By Donella Meadows
— September 14, 1995–
Colin Powell and Newt Gingrich are peddling books. Bill Clinton is running TV ads. Presidential candidates are popping up at senior centers all over New Hampshire. Like Christmas decorations immediately after Halloween, the ‘96 political campaign has started way too soon. We aren’t ready to buy yet or even browse, but the political marketers are gearing up for the hard sell.
Selling candidates with glitter and slogans, balloons and ballyhoo, has been going on since elections began. Campaign rhetoric has never been exactly truthful, much less exalted. But it took TV to turn silly soundbites into the death of democracy. TV made campaigning much, much more expensive. Now it costs millions of dollars to flimflam the public. That money can only come from rich people and groups, who then own the politicians.
From all over the political spectrum people have better reasons than ever before to distrust our government. There’s hardly a pretense any more of making policy for the public good. The purpose of government is to deliver payoffs to big contributors. Lobbyists are invited in to draft the laws. Elections are choices between varying degrees of corruption. Whatever you want to call the kind of government we have, it is no longer of, by, or for the people.
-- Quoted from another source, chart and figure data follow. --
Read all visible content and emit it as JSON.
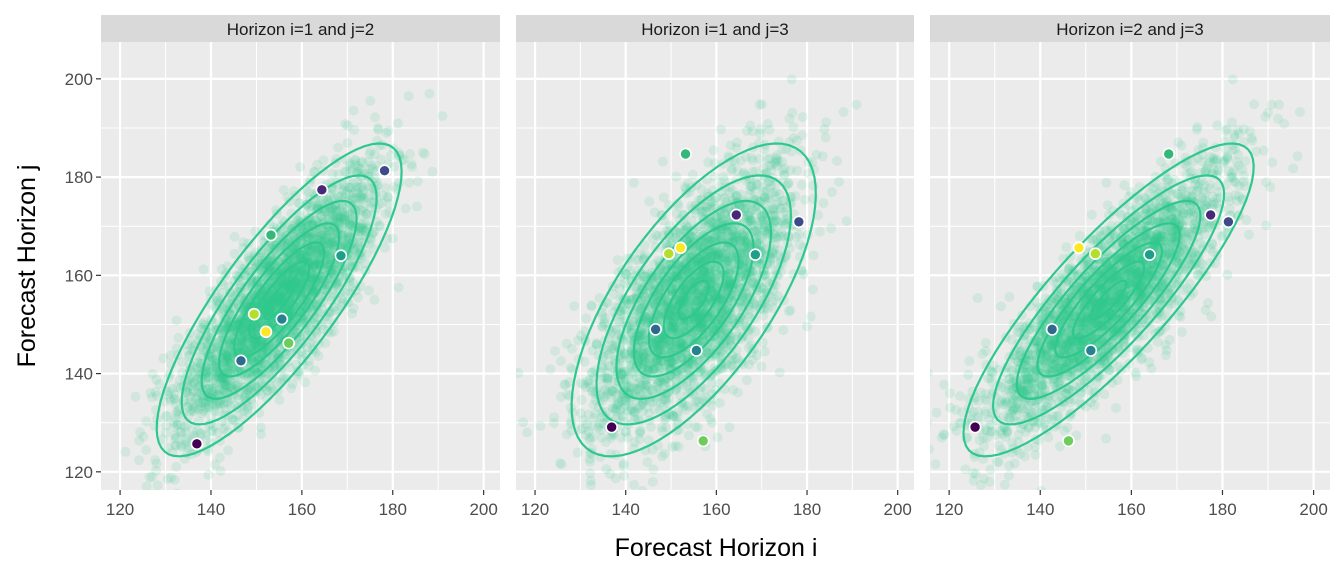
{
  "chart_data": {
    "type": "scatter",
    "xlabel": "Forecast Horizon i",
    "ylabel": "Forecast Horizon j",
    "xlim": [
      115.8,
      203.6
    ],
    "ylim": [
      116.3,
      207.5
    ],
    "x_ticks": [
      120,
      140,
      160,
      180,
      200
    ],
    "y_ticks": [
      120,
      140,
      160,
      180,
      200
    ],
    "grid": true,
    "panels": [
      {
        "title": "Horizon i=1 and j=2",
        "i": 0,
        "j": 1
      },
      {
        "title": "Horizon i=1 and j=3",
        "i": 0,
        "j": 2
      },
      {
        "title": "Horizon i=2 and j=3",
        "i": 1,
        "j": 2
      }
    ],
    "sample_cloud": {
      "color": "#2EC88E",
      "n": 3000,
      "mean": [
        155,
        155,
        155
      ],
      "sd": [
        11,
        13,
        13
      ],
      "correlation": [
        [
          1,
          0.82,
          0.68
        ],
        [
          0.82,
          1,
          0.85
        ],
        [
          0.68,
          0.85,
          1
        ]
      ],
      "contour_color": "#2EC88E"
    },
    "highlighted_series": [
      {
        "color": "#440154",
        "horizons": [
          136.9,
          125.7,
          129.1
        ]
      },
      {
        "color": "#482878",
        "horizons": [
          164.4,
          177.4,
          172.3
        ]
      },
      {
        "color": "#3E4A89",
        "horizons": [
          178.2,
          181.3,
          170.9
        ]
      },
      {
        "color": "#31688E",
        "horizons": [
          146.6,
          142.6,
          149.0
        ]
      },
      {
        "color": "#26828E",
        "horizons": [
          155.6,
          151.1,
          144.7
        ]
      },
      {
        "color": "#1F9E89",
        "horizons": [
          168.6,
          164.0,
          164.2
        ]
      },
      {
        "color": "#35B779",
        "horizons": [
          153.2,
          168.2,
          184.7
        ]
      },
      {
        "color": "#6DCD59",
        "horizons": [
          157.1,
          146.2,
          126.3
        ]
      },
      {
        "color": "#B4DE2C",
        "horizons": [
          149.5,
          152.1,
          164.4
        ]
      },
      {
        "color": "#FDE725",
        "horizons": [
          152.1,
          148.5,
          165.6
        ]
      }
    ]
  }
}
I am more interested in changing this situation than in bewailing it, so I will make only a short list here to remind us of abuses perpetrated by the government. Failing to regulate the banks and then bailing them out with taxpayers’ money. Selling public forests to logging companies at below-market cost and unsustainable cutting rates. Paying exorbitant prices for unneeded weapons. Slashing support for education, research, legal assistance, school lunches, environmental protection, health care, and virtually all other needs of the people. Cutting the taxes of the rich while raising the taxes of everyone else.
Whatever your cause, if you can’t back it with lots of money, you can’t win. Pleas for affordable health care go nowhere against the lobbying of doctors, hospitals, drug companies, and insurers. You and I can never outbid the Chemical Manufacturers Association when it comes to clean water law. If you’d like the airwaves free of filth, you are up against the megacorporations that own the media. Forget about justice for the poor; the poor have no money.
Politicians who got where they are by playing this game don’t want to change it. They talk about every issue except the role of money in politics. They tell us that the nation suffers from too much flag-burning, or too little pledging of allegiance, or too few fighter-bombers, but they do not mention too much money and too little democracy.
So we have to mention it. This early campaign is our opportunity.
When they poll us about crime or jobs or abortion, we can say we only want to talk about campaign reform.
When they form us into focus groups to find out how to ring our emotional chimes, we can resound only to campaign reform.
When they come to town making speeches, we can applaud only for campaign reform. We can ask the candidates only one question: What are you going to do about money in politics?
We have to be united, single-minded, relentless. Whether our main concern is environment, civil rights, taxes, jobs, farms, labor, health, science, or the deficit, what we need first is democracy. We can argue later about our other problems; first we need a fair arena within which to argue.
We need to demand campaign reform and we need to define it. Here’s a good agenda, taken from David Korten’s new book When Corporations Rule the World:
1. Prohibit political advertising, especially in the broadcast media. Electronic media should be required as part of their public licensing obligation to provide ample time for debates, interviews, and roundtables with candidates.
2. Place strict (and very low) limits on individual campaign contributions.
3. Place strict limits on campaign spending. We want to know what candidates can do with a limited budget, not how effectively they can manipulate us with money and glitz.
4. Get corporations out of politics. Corporations are public bodies created by public charter to serve a public purpose. It is their responsibility to obey the rules set by the people, not to make the rules. Corporations should not make political contributions of any kind, nor solicit their employees, shareholders, sales outlets, or suppliers to make contributions or representations on public policy matters.
5. To assure a diversity of political voices, subject the communications media to strict anti-trust provisions. No individual or corporation should own more than one electronic or print media outlet.
6. Corporations that interfere with the democratic process or show repeated disregard for the law should lose their corporate charters. (Three strikes and you’re out.)
That is a radical agenda, they will say.
That is democracy, we must reply, and we will accept nothing less.